描述（由适用提供）：对环境O2的变化进行感应和响应对于有氧生物至关重要。后生动物通过破坏了O2安全性中称为低氧诱导因子（HIF）的转录因子来实现这一目标。这是通过O2依赖性丙酰4-羟化酶（PHD）来实现的，该脯氨酸在HIF-1α亚基中保留了脯氨酸，使其成为E3多偶素蛋白连接酶的靶标，并最终将其派遣到26S-果皮中以降解。 PHD是非血红素二氧酶，使用O2和Ketoglutarate用于羟基盐水脯氨酸的住所并形成琥珀酸酯和CO2。原生动物具有PHD，但缺乏HIF，因此对氧气有所不同。在社交变形虫dictyostelium中，我们发现它的博士学位修饰了SKP1中的脯氨酸，这是SCF（SKP1/Cullin1/f-box蛋白/RBX1）多泛素连接酶复合物的组成部分。 SKP1羟基羟基化不会影响其稳定性，但可以通过一系列糖基转移酶进行修饰。反过来，糖基化稳定了SKP1与F-box蛋白的结合对于组装SCF多偶联蛋白连接酶必不可少的。
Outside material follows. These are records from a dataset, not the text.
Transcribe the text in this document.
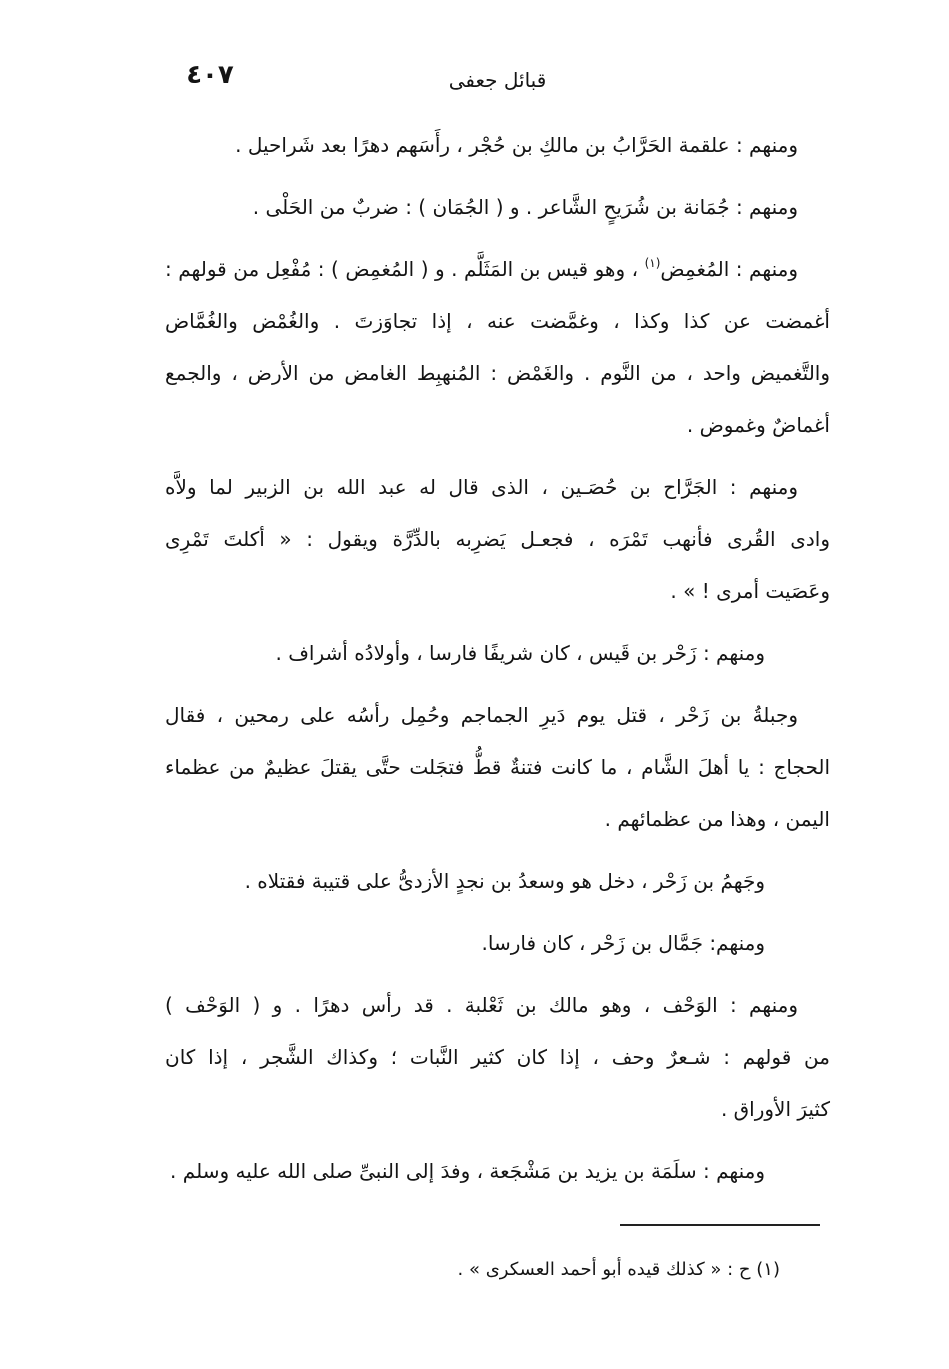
٤٠٧	قبائل جعفى
ومنهم : علقمة الحَرَّابُ بن مالكِ بن حُجْر ، رأَسَهم دهرًا بعد شَراحيل .
ومنهم : جُمَانة بن شُرَيحٍ الشَّاعر . و ( الجُمَان ) : ضربٌ من الحَلْى .
ومنهم : المُغمِض$^{(١)}$ ، وهو قيس بن المَثَلَّم . و ( المُغمِض ) : مُفْعِل من قولهم :
أغمضت عن كذا وكذا ، وغمَّضت عنه ، إذا تجاوَزتَ . والغُمْض والغُمَّاض
والتَّغميض واحد ، من النَّوم . والغَمْض : المُنهبِط الغامض من الأرض ، والجمع
أغماضٌ وغموض .
ومنهم : الجَرَّاح بن حُصَـين ، الذى قال له عبد الله بن الزبير لما ولاَّه
وادى القُرى فأنهب تَمْرَه ، فجعـل يَضرِبه بالدِّرَّة ويقول : « أكلتَ تَمْرِى
وعَصَيت أمرى ! » .
ومنهم : زَحْر بن قَيس ، كان شريفًا فارسا ، وأولادُه أشراف .
وجبلةُ بن زَحْر ، قتل يوم دَيرِ الجماجم وحُمِل رأسُه على رمحين ، فقال
الحجاج : يا أهلَ الشَّام ، ما كانت فتنةٌ قطُّ فتجَلت حتَّى يقتلَ عظيمٌ من عظماء
اليمن ، وهذا من عظمائهم .
وجَهمُ بن زَحْر ، دخل هو وسعدُ بن نجدٍ الأزدىُّ على قتيبة فقتلاه .
ومنهم: جَمَّال بن زَحْر ، كان فارسا.
ومنهم : الوَحْف ، وهو مالك بن ثَعْلبة . قد رأس دهرًا . و ( الوَحْف )
من قولهم : شـعرٌ وحف ، إذا كان كثير النَّبات ؛ وكذاك الشَّجر ، إذا كان
كثيرَ الأوراق .
ومنهم : سلَمَة بن يزيد بن مَشْجَعة ، وفدَ إلى النبىِّ صلى الله عليه وسلم .
(١) ح : « كذلك قيده أبو أحمد العسكرى » .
基因组分析和生化测定表明，这种SKP1修饰途径在原生动物寄生虫弓形虫弓形虫中保守，但在其人类宿主中不保守。此外，托克斯玛博士学位的丧失或两个糖基转移酶中的任何一个导致寄生虫复制的缺陷在低但物理氧水平下以及其SKP1相互作用的变化。由于其医学重要性，我们将专注于弓形虫，并购买三个具体目标：i）SKP1是弓形虫博士学位的关键底物，新型糖基化对Phya激活的贡献是什么？ ii）SKP1和多偶联蛋白连接酶的组装如何受羟基化影响？ iii）如何调节寄生虫的PHD，这些数据如何用于开发寄生虫特异性的药物抑制剂？ To maximize progress in this renewal application, we have pooled the expertise of 3 independent investigators: i) a glycobiologist specialized in protozoan Skp1 and polyubiquitin ligases, ii) a Toxoplasma specialist experienced in hypoxia research, and iii) an organic chemist specializing in non-heme α ketoglutarate-dependent dioxygenases and their inhibition.